Of course we have no idea how the Voynich manuscript is encrypted (which would make the assumptions of word2vec wrong), or if it even has any meaning at all. And it's an incredibly small dataset compared to modern text corpuses, so there is probably significant uncertainty and overfitting. And other problems like inconsistent spellings, many errors in transcriptions, etc. But in principle this is a good strategy.
>how would a person do if they were locked in a room with lots of books written in a language unknown to them?
If you spent all day reading them, for years, and you somehow didn't get bored and kept at it, eventually you would start to see the patterns. You would learn how "slithy toves" are related to "brillig", even if you have no idea how that would translate to English. Study it long enough, and you may even be able to produce text in that language, indistinguishable from the real text. You may be able to predict the next word in a sentence, and identify mistakes, etc. Perhaps carry out a conversation in that language.
And I think eventually you would understand what the words mean, by comparing the patterns to those found in English. Once you have guesses for translations of just a few words, you can translate the rest. Because you know the relationships between words, and so knowing one word constrains the possibilities of what the other words can be.
If the translation it produces is nonsense, the words you guessed must have been wrong, and you can try again with other words.

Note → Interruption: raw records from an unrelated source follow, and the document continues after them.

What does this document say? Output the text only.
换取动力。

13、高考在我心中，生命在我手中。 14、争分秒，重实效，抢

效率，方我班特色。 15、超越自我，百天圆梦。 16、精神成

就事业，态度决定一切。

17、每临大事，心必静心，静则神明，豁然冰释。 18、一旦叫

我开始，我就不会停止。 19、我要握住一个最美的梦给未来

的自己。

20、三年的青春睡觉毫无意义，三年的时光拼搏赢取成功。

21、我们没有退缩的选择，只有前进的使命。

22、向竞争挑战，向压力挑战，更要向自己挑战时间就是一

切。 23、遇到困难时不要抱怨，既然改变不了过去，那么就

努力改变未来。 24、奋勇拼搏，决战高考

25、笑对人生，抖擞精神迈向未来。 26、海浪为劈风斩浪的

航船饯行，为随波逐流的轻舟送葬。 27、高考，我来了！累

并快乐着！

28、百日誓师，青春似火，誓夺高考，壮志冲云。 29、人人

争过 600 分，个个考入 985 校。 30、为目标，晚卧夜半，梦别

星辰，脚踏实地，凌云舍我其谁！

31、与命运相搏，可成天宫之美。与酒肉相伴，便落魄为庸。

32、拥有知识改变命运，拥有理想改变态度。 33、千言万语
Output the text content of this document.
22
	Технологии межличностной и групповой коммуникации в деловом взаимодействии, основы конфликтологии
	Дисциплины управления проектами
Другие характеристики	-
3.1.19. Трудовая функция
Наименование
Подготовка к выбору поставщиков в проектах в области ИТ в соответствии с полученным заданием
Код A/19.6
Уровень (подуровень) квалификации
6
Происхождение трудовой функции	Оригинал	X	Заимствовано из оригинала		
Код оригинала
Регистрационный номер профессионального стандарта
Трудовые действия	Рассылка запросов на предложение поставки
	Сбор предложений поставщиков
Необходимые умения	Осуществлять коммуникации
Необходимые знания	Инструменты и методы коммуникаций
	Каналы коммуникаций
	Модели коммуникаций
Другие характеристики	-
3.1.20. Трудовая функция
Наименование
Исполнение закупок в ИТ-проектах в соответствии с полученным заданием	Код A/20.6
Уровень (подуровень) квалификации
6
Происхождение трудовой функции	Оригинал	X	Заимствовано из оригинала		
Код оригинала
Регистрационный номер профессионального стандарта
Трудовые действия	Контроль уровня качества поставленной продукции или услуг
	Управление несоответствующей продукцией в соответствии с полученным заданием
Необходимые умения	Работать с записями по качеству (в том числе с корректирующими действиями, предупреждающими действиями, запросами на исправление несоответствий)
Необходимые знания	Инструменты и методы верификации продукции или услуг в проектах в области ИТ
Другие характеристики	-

Eventually you will find a translation that isn't nonsense, and there you go. This would be very difficult for humans, because the number of hypotheses to test is so large, and analyzing text takes forever. Computers can do it at lightspeed though.
More generally, has any attempt been made to identify the meanings of words in any sufficiently large corpus of text in a known foreign language (for example, Finnish), without being provided with a translation into English, and then compare the identified meanings to the actual meanings, as a first step towards translation?
Doing this without any translated words at all, would be more difficult. But I believe possible. It's actually a project I want to try in the near future.